On voudrait bien arrêter le commentaire de cette péricope ici. Jusque là, tout est logique : la compassion de Jésus, la leçon d’humanité qu’il nous donne. Mais voilà que ce premier sentiment spontané d’empathie est suivi d’un autre : l’irritation. Mot à mot : « et, s’étant emporté contre lui, aussitôt il le jeta dehors ». Il faut bien prendre en compte ce changement d’attitude et tenter de le comprendre et de l’expliquer. Question de fidélité au texte !

En fait, il s’agit d’une constante chez le Jésus de Marc : on appelle cela « le secret chez Marc ». Cette attitude de Jésus se retrouve plusieurs fois dans cet Evangile et pas dans les trois  autres. C’est l’un des exemples de ce caractère primitif de la tradition dont Marc est le témoin et que j’ai évoqué au début). Jésus ne recherche pas la publicité à la suite des guérisons qu’il opère, au contraire il demande la discrétion, sans doute parce qu’il redoute que les gens ne s’arrêtent qu’à l’aspect spectaculaire de  son pouvoir et ne se trompent sur le sens profond  de sa  mission. Il n’est pas un magicien faiseur de miracles, il est venu révéler aux hommes l’amour de Dieu pour l’humanité. En ce qui concerne le lépreux, il n’a pas perçu chez lui un acte de foi, mais une demande de salut matériel. Il l’accorde par compassion mais cela l’indispose car il n’a pas pu l’amener à s’interroger sur le sens de sa guérison. D’où son irritation.

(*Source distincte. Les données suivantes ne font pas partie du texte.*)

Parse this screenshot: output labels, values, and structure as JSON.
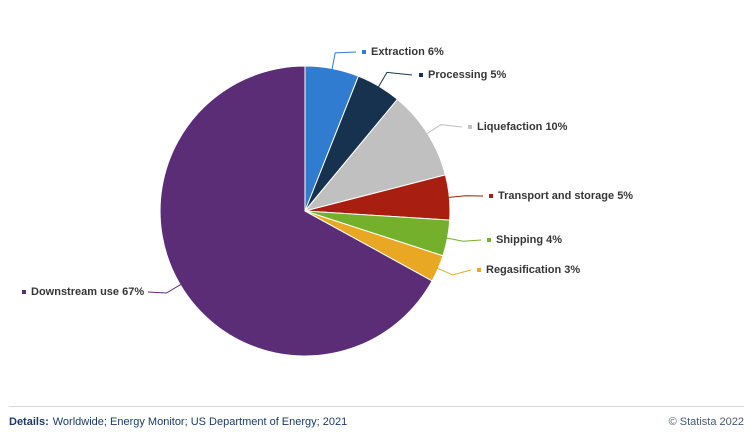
{
  "chart_data": {
    "type": "pie",
    "title": "",
    "unit": "%",
    "direction": "clockwise",
    "start_angle_deg": -90,
    "legend_position": "outside-callout-labels",
    "slices": [
      {
        "name": "Extraction",
        "value": 6,
        "label": "Extraction 6%",
        "color": "#2f7cd1"
      },
      {
        "name": "Processing",
        "value": 5,
        "label": "Processing 5%",
        "color": "#16324f"
      },
      {
        "name": "Liquefaction",
        "value": 10,
        "label": "Liquefaction 10%",
        "color": "#c0c0c0"
      },
      {
        "name": "Transport and storage",
        "value": 5,
        "label": "Transport and storage 5%",
        "color": "#a81e10"
      },
      {
        "name": "Shipping",
        "value": 4,
        "label": "Shipping 4%",
        "color": "#74b02c"
      },
      {
        "name": "Regasification",
        "value": 3,
        "label": "Regasification 3%",
        "color": "#e8a824"
      },
      {
        "name": "Downstream use",
        "value": 67,
        "label": "Downstream use 67%",
        "color": "#5b2d76"
      }
    ]
  },
  "footer": {
    "details_label": "Details:",
    "details_text": "Worldwide; Energy Monitor; US Department of Energy; 2021",
    "copyright": "© Statista 2022"
  }
}
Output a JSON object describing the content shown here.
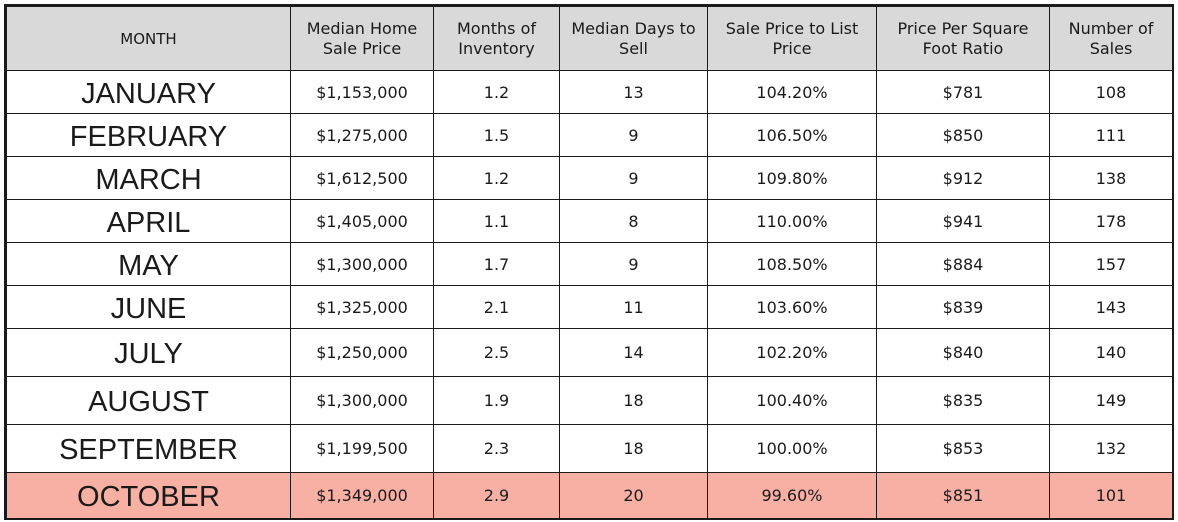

Ensuite, après l’avoir guéri, purifié, dit l’Evangile, ll renvoie l’homme. Il ne s’agit pas cette fois d’un signe d’agacement de la part de Jésus, mais ce renvoi vise à réintégrer le lépreux désormais purifié dans la société. Selon la loi mosaïque, en effet, les prêtres étaient habilités à constater la guérison des lépreux pour qu’ils puissent participer à la vie sociale. Comme le disait encore Charles Klagba, notre pasteur, dans sa prédiction dimanche dernier, la guérison d’une maladie, signe  d’exclusion, est toujours un acte de réintégration. Mais Jésus ne recherche aucune publicité : il ne veut pas être perçu comme un faiseur de miracles (son agacement vient de là). Mais Il n’est pas entendu : une fois parti, l’homme guéri se mit à proclamer bien haut et à répandre la nouvelle ». Le résultat, selon Marc est désastreux : « Jésus ne pouvait plus entrer ouvertement dans une ville mais il restait dehors en des endroits déserts. » (v. 45). Voilà le résultat d’une publicité bien malencontreuse !

 

Conclusion

Cette dernière observation est capitale pour nous : elle nous appelle à ne pas pervertir le sens du message de Jésus. Il y a une manière de le présenter qui peut le déformer. Nous sommes invités à lire l’Evangile avec discernement, en recherchant, avec l’aide de l’Esprit, en quoi la Bonne Nouvelle nous interroge aujourd’hui, et comment elle nous invite à nous transformer pour agir selon l’esprit de Jésus.